Is the energy revolution faltering?
As Switzerland braces itself for yet another heated debate on its energy future, what is happening to the revolution begun by its northern neighbour?
Germany’s historic 2011 decision to close all nuclear power stations by 2022 was hailed as a bold step to a cleaner future. Six years later, Germany’s greenhouse gases are still rising, and it looks like it will miss its Paris Agreement emissions targets for 2020. Switzerland is watching anxiously.
The decision to hasten Germany’s exit from nuclear power has left a supply void which energy companies of all persuasions are racing to fill. One result has been a boom in clean energy – mainly wind and solar.
However, an unwanted, but not unanticipated, secondary effect has been to increase dependence on fossil fuels. And of the fossil fuels, Germany is most reliant on coal, the worst of all greenhouse gas emitters, and the source of other nasty pollutants, such as those that cause smog and acid rain.
Clearly, it is proving difficult to solve two thorny environmental problems simultaneously: eliminate nuclear and reduce pollution. Some concerns are being raised that the latest edition of the German law which is steering the transition to renewable energy risks undoing some of the gains made so far.
Opinions on how to manage the energy transition remain as divided as ever.
Andrew BoneExternal link is a Lugano-based translator and writer covering environmental issues in Europe, specialising in energy issues. He has bachelor’s degree in environmental science and a master’s degree in environmental management from the Imperial College of Science and Technology in London.
Market or state
One school of thought says governments should wait for economies of scale and improvements in technology to reduce the price of renewables to the point where the market will buy into them of its own volition. To some degree, this is already happening. Renewables can be cheaper than fossil-generated power, even without subsidies.

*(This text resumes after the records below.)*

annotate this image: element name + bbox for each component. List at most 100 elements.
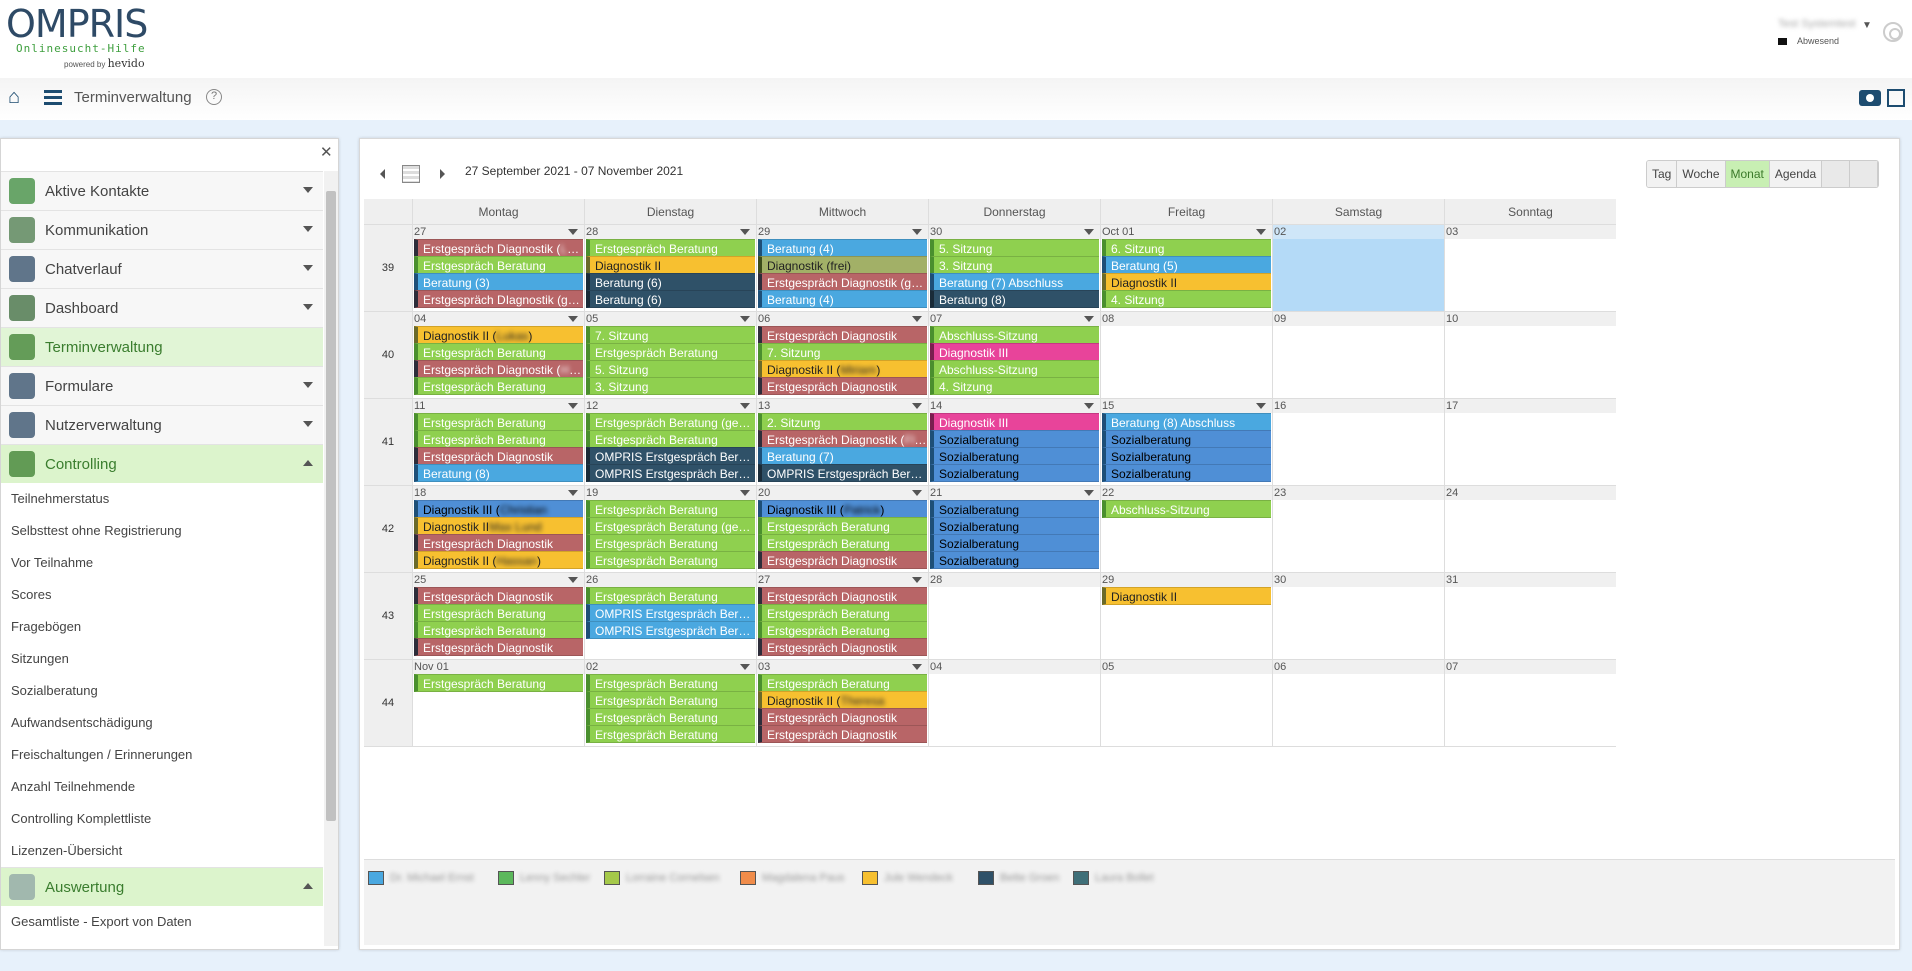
- calendar-event[interactable]: Erstgespräch Beratung: [586, 534, 755, 552]
- chevron-down-icon[interactable]: [303, 304, 313, 310]
- calendar-event[interactable]: 5. Sitzung: [586, 360, 755, 378]
- close-icon[interactable]: ✕: [320, 143, 333, 161]
- more-dropdown-icon[interactable]: [568, 490, 578, 496]
- day-cell[interactable]: 30 5. Sitzung 3. Sitzung Beratung (7) Absch…: [928, 225, 1100, 312]
- more-dropdown-icon[interactable]: [740, 229, 750, 235]
- sidebar-subitem[interactable]: Lizenzen-Übersicht: [1, 835, 323, 867]
- calendar-event[interactable]: OMPRIS Erstgespräch Berater: [758, 464, 927, 482]
- day-cell[interactable]: 14 Diagnostik III Sozialberatung Sozialbera…: [928, 399, 1100, 486]
- calendar-event[interactable]: Erstgespräch Diagnostik: [758, 725, 927, 743]
- calendar-event[interactable]: Sozialberatung: [930, 447, 1099, 465]
- sidebar-subitem[interactable]: Controlling Komplettliste: [1, 803, 323, 835]
- sidebar-scrollbar[interactable]: [324, 171, 338, 946]
- day-cell[interactable]: 09: [1272, 312, 1444, 399]
- calendar-event[interactable]: Abschluss-Sitzung: [930, 360, 1099, 378]
- more-dropdown-icon[interactable]: [740, 490, 750, 496]
- day-cell[interactable]: 06 Erstgespräch Diagnostik 7. Sitzung Diagn…: [756, 312, 928, 399]
- calendar-event[interactable]: Sozialberatung: [930, 464, 1099, 482]
- target-icon[interactable]: [1883, 22, 1903, 42]
- day-cell[interactable]: 04: [928, 660, 1100, 747]
- calendar-event[interactable]: Sozialberatung: [1102, 464, 1271, 482]
- calendar-event[interactable]: Erstgespräch Beratung: [414, 413, 583, 431]
- day-cell[interactable]: 02: [1272, 225, 1444, 312]
- more-dropdown-icon[interactable]: [912, 229, 922, 235]
- calendar-event[interactable]: Beratung (6): [586, 290, 755, 308]
- calendar-event[interactable]: Erstgespräch Beratung: [414, 621, 583, 639]
- prev-arrow-icon[interactable]: [380, 169, 385, 179]
- calendar-event[interactable]: Sozialberatung: [1102, 447, 1271, 465]
- calendar-event[interactable]: Erstgespräch DIagnostik (gebucht): [414, 290, 583, 308]
- calendar-event[interactable]: Erstgespräch Beratung: [586, 725, 755, 743]
- sidebar-item-dashboard[interactable]: Dashboard: [1, 288, 323, 327]
- calendar-event[interactable]: Erstgespräch Beratung: [414, 256, 583, 274]
- more-dropdown-icon[interactable]: [740, 316, 750, 322]
- day-cell[interactable]: 28 Erstgespräch Beratung Diagnostik II Bera…: [584, 225, 756, 312]
- next-arrow-icon[interactable]: [440, 169, 445, 179]
- calendar-event[interactable]: Abschluss-Sitzung: [930, 326, 1099, 344]
- calendar-event[interactable]: Diagnostik IIMax Lund: [414, 517, 583, 535]
- calendar-event[interactable]: Diagnostik II: [1102, 587, 1271, 605]
- calendar-event[interactable]: Erstgespräch Diagnostik: [758, 708, 927, 726]
- more-dropdown-icon[interactable]: [1256, 403, 1266, 409]
- day-cell[interactable]: 06: [1272, 660, 1444, 747]
- calendar-event[interactable]: Beratung (7): [758, 447, 927, 465]
- day-cell[interactable]: 02 Erstgespräch Beratung Erstgespräch Bera…: [584, 660, 756, 747]
- day-cell[interactable]: 27Erstgespräch Diagnostik (LeonieErstges…: [412, 225, 584, 312]
- day-cell[interactable]: 23: [1272, 486, 1444, 573]
- more-dropdown-icon[interactable]: [1256, 229, 1266, 235]
- calendar-event[interactable]: Erstgespräch Beratung: [758, 534, 927, 552]
- day-cell[interactable]: 05 7. Sitzung Erstgespräch Beratung 5. Sitz…: [584, 312, 756, 399]
- hamburger-menu-icon[interactable]: [44, 90, 62, 106]
- day-cell[interactable]: 21 Sozialberatung Sozialberatung Sozialbera…: [928, 486, 1100, 573]
- calendar-event[interactable]: 3. Sitzung: [586, 377, 755, 395]
- calendar-event[interactable]: Erstgespräch Diagnostik: [758, 551, 927, 569]
- calendar-event[interactable]: Diagnostik II (Hassan): [414, 551, 583, 569]
- calendar-event[interactable]: OMPRIS Erstgespräch Berater: [586, 604, 755, 622]
- view-monat-button[interactable]: Monat: [1725, 161, 1770, 187]
- calendar-event[interactable]: Erstgespräch Diagnostik: [758, 377, 927, 395]
- calendar-event[interactable]: Beratung (8): [930, 290, 1099, 308]
- user-menu-caret-icon[interactable]: ▼: [1862, 20, 1872, 31]
- calendar-event[interactable]: Erstgespräch Beratung: [414, 343, 583, 361]
- day-cell[interactable]: 05: [1100, 660, 1272, 747]
- view-tag-button[interactable]: Tag: [1647, 161, 1678, 187]
- calendar-event[interactable]: Sozialberatung: [930, 500, 1099, 518]
- calendar-event[interactable]: Diagnostik III: [930, 413, 1099, 431]
- day-cell[interactable]: 24: [1444, 486, 1616, 573]
- more-dropdown-icon[interactable]: [912, 403, 922, 409]
- calendar-event[interactable]: OMPRIS Erstgespräch Berater: [586, 447, 755, 465]
- calendar-event[interactable]: Erstgespräch Diagnostik: [414, 447, 583, 465]
- day-cell[interactable]: 29 Diagnostik II: [1100, 573, 1272, 660]
- day-cell[interactable]: 12 Erstgespräch Beratung (gebucht) Erstges…: [584, 399, 756, 486]
- more-dropdown-icon[interactable]: [740, 403, 750, 409]
- calendar-event[interactable]: Erstgespräch Beratung: [586, 587, 755, 605]
- calendar-event[interactable]: Erstgespräch Diagnostik: [758, 638, 927, 656]
- more-dropdown-icon[interactable]: [568, 403, 578, 409]
- view-woche-button[interactable]: Woche: [1677, 161, 1726, 187]
- calendar-event[interactable]: 6. Sitzung: [1102, 239, 1271, 257]
- more-dropdown-icon[interactable]: [568, 229, 578, 235]
- more-dropdown-icon[interactable]: [1084, 490, 1094, 496]
- more-dropdown-icon[interactable]: [1084, 403, 1094, 409]
- calendar-event[interactable]: Erstgespräch Beratung (gebucht): [586, 413, 755, 431]
- calendar-event[interactable]: Sozialberatung: [930, 517, 1099, 535]
- day-cell[interactable]: 26 Erstgespräch Beratung OMPRIS Erstgesprä…: [584, 573, 756, 660]
- day-cell[interactable]: 25 Erstgespräch Diagnostik Erstgespräch Be…: [412, 573, 584, 660]
- ompris-logo[interactable]: OMPRIS Onlinesucht-Hilfe powered by hevi…: [6, 4, 148, 70]
- sidebar-item-aktive-kontakte[interactable]: Aktive Kontakte: [1, 171, 323, 210]
- calendar-event[interactable]: Erstgespräch Beratung: [586, 500, 755, 518]
- calendar-event[interactable]: Beratung (4): [758, 239, 927, 257]
- sidebar-subitem[interactable]: Freischaltungen / Erinnerungen: [1, 739, 323, 771]
- chevron-up-icon[interactable]: [303, 883, 313, 889]
- calendar-event[interactable]: Diagnostik II (Lukas): [414, 326, 583, 344]
- day-cell[interactable]: Nov 01 Erstgespräch Beratung: [412, 660, 584, 747]
- day-cell[interactable]: 17: [1444, 399, 1616, 486]
- sidebar-subitem[interactable]: Aufwandsentschädigung: [1, 707, 323, 739]
- day-cell[interactable]: 30: [1272, 573, 1444, 660]
- calendar-event[interactable]: Diagnostik III (Patrick): [758, 500, 927, 518]
- more-dropdown-icon[interactable]: [740, 664, 750, 670]
- sidebar-item-terminverwaltung[interactable]: Terminverwaltung: [1, 327, 323, 366]
- day-cell[interactable]: 13 2. Sitzung Erstgespräch Diagnostik (Flo…: [756, 399, 928, 486]
- day-cell[interactable]: 28: [928, 573, 1100, 660]
- camera-icon[interactable]: [1859, 90, 1881, 106]
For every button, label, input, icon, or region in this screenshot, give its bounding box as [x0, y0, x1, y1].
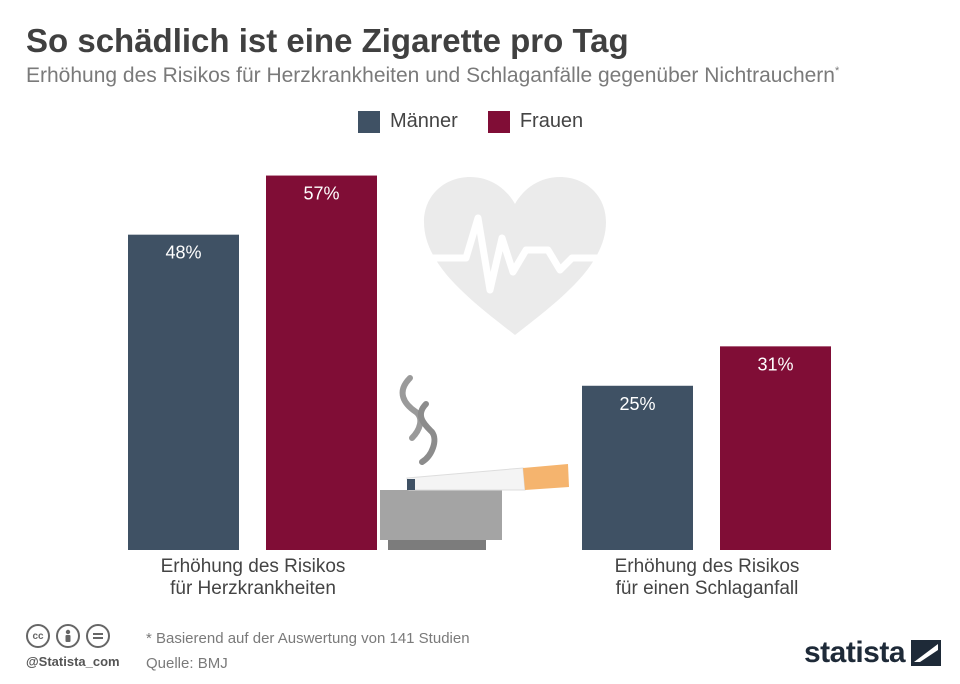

Another school of thought says the issue of energy is broader than the profit and loss sheets of vested interest companies.
Governments, it is argued, have an obligation to guide the transition to clean energy more forcefully, through the carrot and stick of subsidies and taxation. For a quarter of a century, the German government has enjoyed the support of the public, and actively overridden opposition to the development of renewable energy – with impressive results. Yet this success has not silenced the sceptics.
At over €20 billion (CHF21.4 billion) per year, the level of German investment in energy has not been seen since the government poured tens of billions into the nuclear industry in the 1980s.
Germany has the second highest electricity prices in Europe, just behind Denmark, also a major wind promoter.
Twice as much
The average household in Germany now pays twice as much for its electricity as it did in 2000. A little less than a quarter of a German householder’s electricity bill is for a feed-in tariff (FIT). This was a cornerstone of previous versions of the law on renewable energy sources, and was designed to ensure access to the grid for small producers, such as owners of solar panel rooftop installations.
The 2017 revision to the renewable energy law shifts the focus to more market-based instruments.
Instead of a raw subsidy to equalise prices across the market, grid operators will have greater freedom to choose whom they buy their power from.
This is a major sea change for the programme, and the risks are great, especially in an election year, and in a market with stubbornly low energy prices, due in part, it must be said, to the success of the renewables themselves.
On May 21, the Swiss are being asked to vote on the government’s Energy Strategy 2050. The core issue is how to replace the shortfall in electrical power as the nuclear power stations pass beyond their use-by date over the next 15-20 years.
Energy efficiency and elimination of waste is a major part of the equation, but whether or not renewable energy, either domestic or imported, will be sufficient to meet future demands will be the question addressed, if not fully answered, by May’s nationwide vote.